Canada Set to Remove Witchcraft Laws as Arrests Made

TORONTO —  The York Regional Police #4 District Criminal Investigations Bureau reported on October 25, 2018 that, Samantha Stevenson, alias Evanna Lopez, was arrested and charged before the Ontario Court of Justice in Newmarket with falsely practicing Witchcraft for allegedly attempting to swindle an elderly victim. The investigation began in November of 2017 and continued until the arrest. The York Regional Police report claims that that the victim lost over $600,000 in an effort to rid himself of evil spirits.  

The York Regional Police made clear in their statement that,
The offence of Pretending to Practice Witchcraft, under the Criminal Code of Canada, specifically deals with individuals who fraudulently portray themselves as having fortune-telling abilities or pretend to use witchcraft, sorcery, enchantment or conjuration in order to obtain money or valuables from a victim. This charge is not connected in any way to any religion.

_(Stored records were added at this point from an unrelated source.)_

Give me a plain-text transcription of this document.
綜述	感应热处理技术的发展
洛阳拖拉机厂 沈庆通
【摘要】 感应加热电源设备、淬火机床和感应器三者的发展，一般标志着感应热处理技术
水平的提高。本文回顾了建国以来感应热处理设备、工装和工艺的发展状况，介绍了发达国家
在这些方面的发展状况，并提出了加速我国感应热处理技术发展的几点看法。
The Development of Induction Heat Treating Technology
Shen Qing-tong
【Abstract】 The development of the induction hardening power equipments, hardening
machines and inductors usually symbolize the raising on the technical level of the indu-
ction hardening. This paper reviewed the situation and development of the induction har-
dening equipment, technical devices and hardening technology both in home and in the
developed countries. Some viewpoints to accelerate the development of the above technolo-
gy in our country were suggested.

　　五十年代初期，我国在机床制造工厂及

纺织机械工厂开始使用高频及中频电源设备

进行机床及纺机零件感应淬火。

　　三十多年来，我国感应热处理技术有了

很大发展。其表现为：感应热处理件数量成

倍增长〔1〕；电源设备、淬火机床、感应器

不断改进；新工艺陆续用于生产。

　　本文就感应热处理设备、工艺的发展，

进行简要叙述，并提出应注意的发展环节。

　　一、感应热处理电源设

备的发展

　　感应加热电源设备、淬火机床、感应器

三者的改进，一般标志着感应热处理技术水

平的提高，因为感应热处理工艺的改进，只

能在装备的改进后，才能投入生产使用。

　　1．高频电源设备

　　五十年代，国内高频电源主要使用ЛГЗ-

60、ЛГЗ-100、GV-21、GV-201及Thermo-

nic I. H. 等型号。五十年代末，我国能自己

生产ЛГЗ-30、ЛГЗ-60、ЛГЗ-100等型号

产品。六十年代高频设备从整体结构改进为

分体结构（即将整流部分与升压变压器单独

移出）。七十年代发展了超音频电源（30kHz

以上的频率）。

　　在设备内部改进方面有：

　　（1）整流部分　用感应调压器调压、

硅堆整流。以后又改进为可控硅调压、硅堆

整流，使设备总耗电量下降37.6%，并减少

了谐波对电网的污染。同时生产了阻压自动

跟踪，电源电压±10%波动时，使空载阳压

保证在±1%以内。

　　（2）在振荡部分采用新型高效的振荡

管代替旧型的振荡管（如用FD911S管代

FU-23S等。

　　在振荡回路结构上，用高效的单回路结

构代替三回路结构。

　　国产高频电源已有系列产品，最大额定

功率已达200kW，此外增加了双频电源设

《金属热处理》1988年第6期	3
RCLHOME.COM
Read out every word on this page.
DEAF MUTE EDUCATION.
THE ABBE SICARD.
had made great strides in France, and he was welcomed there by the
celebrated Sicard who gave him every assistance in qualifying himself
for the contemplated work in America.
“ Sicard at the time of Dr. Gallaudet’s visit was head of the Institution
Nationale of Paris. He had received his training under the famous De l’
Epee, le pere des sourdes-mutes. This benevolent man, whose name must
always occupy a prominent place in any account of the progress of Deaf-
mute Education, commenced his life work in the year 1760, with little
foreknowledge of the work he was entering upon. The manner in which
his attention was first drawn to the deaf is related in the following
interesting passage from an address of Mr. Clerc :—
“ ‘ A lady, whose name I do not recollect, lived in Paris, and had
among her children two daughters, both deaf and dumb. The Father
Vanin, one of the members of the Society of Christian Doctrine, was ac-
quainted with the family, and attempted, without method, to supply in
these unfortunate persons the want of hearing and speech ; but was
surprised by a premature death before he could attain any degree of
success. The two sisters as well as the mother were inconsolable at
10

Recreational marijuana legal in Canada

CANADA – The use and sale of recreational marijuana became legal Wednesday, making Canada the second nation behind Uruguay to legalize cannabis. The Cannabis Act, as it is called, was passed by the Canadian House of Common in Nov 2017 and then by its Senate in June 2018, and approved that month. Recreational cannabis became legal midnight October 17 and, according to news reports, there were shops and buyers ready and waiting. Heathen Robert Rudachyk, who lives in Saskatchewan and has been involved in local government for years, told The Wild Hunt: “It is long past time. Whether you choose to smoke it or not is and has always been a matter of personal choice.